Need more help or 1-on-1 guidance? Take a look at Dataworks classroom demonstration and EDI training.

## Step 5: Additional Resources

##### Review Student Handouts

Student handouts are included with most lessons. They include the information from the slides. You can click on the handout to preview it or you can click the link below it to download and print it out. Depending on the lesson and your teaching style, you may want to give the handout to the students before you start teaching the lesson.

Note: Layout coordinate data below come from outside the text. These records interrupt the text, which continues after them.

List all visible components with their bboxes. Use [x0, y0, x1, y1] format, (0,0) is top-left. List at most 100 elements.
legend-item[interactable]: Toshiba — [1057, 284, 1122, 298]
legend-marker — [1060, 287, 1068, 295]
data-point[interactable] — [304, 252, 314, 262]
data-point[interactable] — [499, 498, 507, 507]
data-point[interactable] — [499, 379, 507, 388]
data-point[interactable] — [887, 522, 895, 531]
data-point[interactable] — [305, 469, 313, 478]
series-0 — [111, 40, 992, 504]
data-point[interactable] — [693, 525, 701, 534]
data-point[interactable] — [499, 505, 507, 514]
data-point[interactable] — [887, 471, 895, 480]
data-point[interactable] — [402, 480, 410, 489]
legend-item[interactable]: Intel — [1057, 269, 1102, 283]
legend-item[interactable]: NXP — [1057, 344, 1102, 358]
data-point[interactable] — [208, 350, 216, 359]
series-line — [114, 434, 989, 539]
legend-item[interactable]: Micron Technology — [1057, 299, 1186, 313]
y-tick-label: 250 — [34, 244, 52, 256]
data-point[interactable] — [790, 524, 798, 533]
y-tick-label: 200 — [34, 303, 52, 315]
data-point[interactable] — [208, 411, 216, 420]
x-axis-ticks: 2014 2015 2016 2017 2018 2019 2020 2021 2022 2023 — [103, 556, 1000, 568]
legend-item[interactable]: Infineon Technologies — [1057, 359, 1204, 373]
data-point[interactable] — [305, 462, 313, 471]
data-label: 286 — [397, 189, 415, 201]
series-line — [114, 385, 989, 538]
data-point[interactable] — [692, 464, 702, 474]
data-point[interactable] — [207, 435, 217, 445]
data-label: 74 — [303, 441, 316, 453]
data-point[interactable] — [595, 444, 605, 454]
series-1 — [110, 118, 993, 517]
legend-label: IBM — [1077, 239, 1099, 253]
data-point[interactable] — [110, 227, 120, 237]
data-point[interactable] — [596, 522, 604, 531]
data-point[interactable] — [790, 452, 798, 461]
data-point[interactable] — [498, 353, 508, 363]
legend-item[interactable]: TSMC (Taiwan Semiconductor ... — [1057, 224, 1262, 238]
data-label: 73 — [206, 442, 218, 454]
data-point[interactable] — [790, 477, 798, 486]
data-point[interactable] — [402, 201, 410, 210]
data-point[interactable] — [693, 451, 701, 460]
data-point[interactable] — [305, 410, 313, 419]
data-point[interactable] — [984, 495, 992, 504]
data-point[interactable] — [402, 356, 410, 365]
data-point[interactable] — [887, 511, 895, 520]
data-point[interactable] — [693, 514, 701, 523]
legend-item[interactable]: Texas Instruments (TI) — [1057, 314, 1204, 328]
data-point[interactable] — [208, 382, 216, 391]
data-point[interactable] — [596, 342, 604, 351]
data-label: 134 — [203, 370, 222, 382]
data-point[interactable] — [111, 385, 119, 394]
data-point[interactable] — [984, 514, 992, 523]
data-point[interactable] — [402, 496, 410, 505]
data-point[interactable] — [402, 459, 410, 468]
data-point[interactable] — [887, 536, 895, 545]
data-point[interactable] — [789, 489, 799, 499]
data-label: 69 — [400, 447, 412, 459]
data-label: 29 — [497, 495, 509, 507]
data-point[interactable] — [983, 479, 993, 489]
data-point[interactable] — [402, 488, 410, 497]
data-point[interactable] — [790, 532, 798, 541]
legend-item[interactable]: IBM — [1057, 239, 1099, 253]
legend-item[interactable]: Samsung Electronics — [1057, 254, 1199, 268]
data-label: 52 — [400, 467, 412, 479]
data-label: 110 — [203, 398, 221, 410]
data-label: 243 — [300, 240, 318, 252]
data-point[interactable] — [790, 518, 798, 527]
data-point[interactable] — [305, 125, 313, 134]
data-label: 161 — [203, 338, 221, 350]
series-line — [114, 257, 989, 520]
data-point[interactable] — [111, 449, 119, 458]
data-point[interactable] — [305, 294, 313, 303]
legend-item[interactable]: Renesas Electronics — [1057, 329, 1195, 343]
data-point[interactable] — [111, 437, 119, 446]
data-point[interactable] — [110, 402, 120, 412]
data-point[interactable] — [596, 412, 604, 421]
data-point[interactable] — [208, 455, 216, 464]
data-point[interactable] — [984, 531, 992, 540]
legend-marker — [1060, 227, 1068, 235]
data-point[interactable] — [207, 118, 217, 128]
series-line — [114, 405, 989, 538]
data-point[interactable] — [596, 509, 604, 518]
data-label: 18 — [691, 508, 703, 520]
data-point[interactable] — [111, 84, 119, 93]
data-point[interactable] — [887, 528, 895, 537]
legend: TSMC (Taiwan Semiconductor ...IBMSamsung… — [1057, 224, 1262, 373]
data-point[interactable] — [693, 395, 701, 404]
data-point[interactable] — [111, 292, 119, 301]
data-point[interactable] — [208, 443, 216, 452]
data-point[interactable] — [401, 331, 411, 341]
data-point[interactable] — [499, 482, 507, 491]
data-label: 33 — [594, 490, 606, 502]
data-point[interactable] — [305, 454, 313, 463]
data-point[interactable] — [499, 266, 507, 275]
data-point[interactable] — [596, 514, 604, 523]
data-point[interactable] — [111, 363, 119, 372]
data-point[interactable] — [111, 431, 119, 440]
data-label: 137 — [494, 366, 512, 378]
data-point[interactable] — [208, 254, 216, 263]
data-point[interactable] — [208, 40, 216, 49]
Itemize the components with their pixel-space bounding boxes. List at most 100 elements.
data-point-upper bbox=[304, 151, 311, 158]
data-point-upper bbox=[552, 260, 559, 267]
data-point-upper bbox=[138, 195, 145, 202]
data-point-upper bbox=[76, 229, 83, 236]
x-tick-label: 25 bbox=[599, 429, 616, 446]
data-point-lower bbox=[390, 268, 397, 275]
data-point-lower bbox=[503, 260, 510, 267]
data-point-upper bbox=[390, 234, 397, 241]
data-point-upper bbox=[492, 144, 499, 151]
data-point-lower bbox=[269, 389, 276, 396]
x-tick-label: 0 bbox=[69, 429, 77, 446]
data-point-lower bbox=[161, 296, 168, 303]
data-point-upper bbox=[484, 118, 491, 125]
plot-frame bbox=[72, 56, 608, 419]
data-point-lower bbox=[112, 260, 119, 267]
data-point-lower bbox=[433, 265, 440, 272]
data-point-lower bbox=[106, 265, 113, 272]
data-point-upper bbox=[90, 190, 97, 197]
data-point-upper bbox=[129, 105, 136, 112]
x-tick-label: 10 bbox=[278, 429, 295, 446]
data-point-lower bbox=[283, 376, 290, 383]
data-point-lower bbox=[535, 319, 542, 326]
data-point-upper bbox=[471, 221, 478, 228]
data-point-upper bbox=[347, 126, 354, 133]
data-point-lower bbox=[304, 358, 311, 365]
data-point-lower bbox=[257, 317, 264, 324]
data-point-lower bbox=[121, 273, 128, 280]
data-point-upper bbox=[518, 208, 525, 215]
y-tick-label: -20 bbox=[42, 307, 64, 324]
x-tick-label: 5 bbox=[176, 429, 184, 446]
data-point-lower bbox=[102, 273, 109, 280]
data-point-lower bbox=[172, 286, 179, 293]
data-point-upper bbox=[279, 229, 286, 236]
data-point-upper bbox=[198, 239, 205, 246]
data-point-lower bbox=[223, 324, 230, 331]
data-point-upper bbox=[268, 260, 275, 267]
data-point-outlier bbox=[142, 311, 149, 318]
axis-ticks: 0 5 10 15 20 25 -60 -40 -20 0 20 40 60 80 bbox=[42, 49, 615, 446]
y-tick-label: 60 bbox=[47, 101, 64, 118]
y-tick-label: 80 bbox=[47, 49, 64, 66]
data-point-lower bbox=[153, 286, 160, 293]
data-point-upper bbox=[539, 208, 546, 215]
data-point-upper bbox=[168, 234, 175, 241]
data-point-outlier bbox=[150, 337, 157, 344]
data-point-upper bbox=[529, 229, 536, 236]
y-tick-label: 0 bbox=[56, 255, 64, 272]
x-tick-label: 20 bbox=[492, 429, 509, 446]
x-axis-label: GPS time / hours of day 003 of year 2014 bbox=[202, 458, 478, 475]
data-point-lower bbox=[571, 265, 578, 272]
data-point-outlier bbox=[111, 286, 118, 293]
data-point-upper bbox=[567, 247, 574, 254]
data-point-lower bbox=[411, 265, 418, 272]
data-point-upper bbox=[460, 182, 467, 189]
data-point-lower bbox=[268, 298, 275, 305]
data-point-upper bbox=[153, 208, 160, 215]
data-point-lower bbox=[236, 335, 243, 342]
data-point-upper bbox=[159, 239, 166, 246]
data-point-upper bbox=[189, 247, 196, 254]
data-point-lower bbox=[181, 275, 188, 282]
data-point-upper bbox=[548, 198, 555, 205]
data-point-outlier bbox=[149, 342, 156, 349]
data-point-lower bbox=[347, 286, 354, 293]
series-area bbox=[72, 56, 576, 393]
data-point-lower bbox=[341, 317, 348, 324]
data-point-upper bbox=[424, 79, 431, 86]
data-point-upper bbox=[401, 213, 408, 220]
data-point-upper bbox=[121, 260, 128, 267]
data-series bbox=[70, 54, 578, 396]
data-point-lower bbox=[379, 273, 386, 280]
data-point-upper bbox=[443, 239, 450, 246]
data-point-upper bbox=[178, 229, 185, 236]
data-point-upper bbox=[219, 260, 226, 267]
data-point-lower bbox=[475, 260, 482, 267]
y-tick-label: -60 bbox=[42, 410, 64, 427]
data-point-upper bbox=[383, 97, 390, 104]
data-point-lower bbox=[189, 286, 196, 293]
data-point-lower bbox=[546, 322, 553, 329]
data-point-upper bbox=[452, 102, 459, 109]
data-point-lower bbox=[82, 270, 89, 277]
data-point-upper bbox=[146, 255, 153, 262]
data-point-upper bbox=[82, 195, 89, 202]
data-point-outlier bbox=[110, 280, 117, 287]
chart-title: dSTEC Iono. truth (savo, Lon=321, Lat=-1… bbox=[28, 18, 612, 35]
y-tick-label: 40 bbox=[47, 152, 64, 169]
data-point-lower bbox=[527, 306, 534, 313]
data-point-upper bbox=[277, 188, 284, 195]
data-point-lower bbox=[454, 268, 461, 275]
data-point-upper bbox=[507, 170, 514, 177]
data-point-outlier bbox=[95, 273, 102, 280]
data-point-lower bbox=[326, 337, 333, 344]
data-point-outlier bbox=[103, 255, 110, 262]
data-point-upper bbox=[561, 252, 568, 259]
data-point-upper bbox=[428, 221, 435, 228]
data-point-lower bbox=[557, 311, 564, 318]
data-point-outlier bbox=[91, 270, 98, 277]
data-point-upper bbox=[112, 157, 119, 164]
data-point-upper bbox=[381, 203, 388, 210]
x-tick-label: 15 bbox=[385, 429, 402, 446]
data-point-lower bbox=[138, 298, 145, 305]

##### How To Play Video Resources

With some lessons, video resources are included. To play the video, click on the video link and then click on the play button on the next screen that you will be brought to.

##### Whiteboard Resources

For some of our lessons, they include whiteboard resources. To use the whiteboard resource, click on the link and it will either open in a new tab or download the PDF resource.

Here’s a resource to purchase whiteboard kit from Dataworks.

##### Teaching Notes

If you have an account with Educeri and are logged in, you’ll see a section on every lesson called “Teaching Notes.” You can click “Edit My Notes” to save your own notes on each lesson.

## Step 6: Student Quizzes

##### How To Use Student Quizzes

On some lessons, they will have an online quiz.

If you opt to have the students take the quiz online, then the results for each student will be emailed directly to you.

To make sure you receive the results, before the quiz starts it asks the name of who is taking the quiz and the email for the teacher. After the student inputs this information, they can begin taking the quiz.

Some quizzes are found under the “Additional Resources” section below the student handout.

##### Related Lessons

For many lessons, there are other related lessons that might be relevant to teach to your students. The related lessons can be found below the lesson you are teaching.

##### Related Concepts

Within each lesson, there may be several concepts that are taught. Other lessons could have similar concepts that help to reinforce student learning. You can find lessons with related concepts below the main lesson.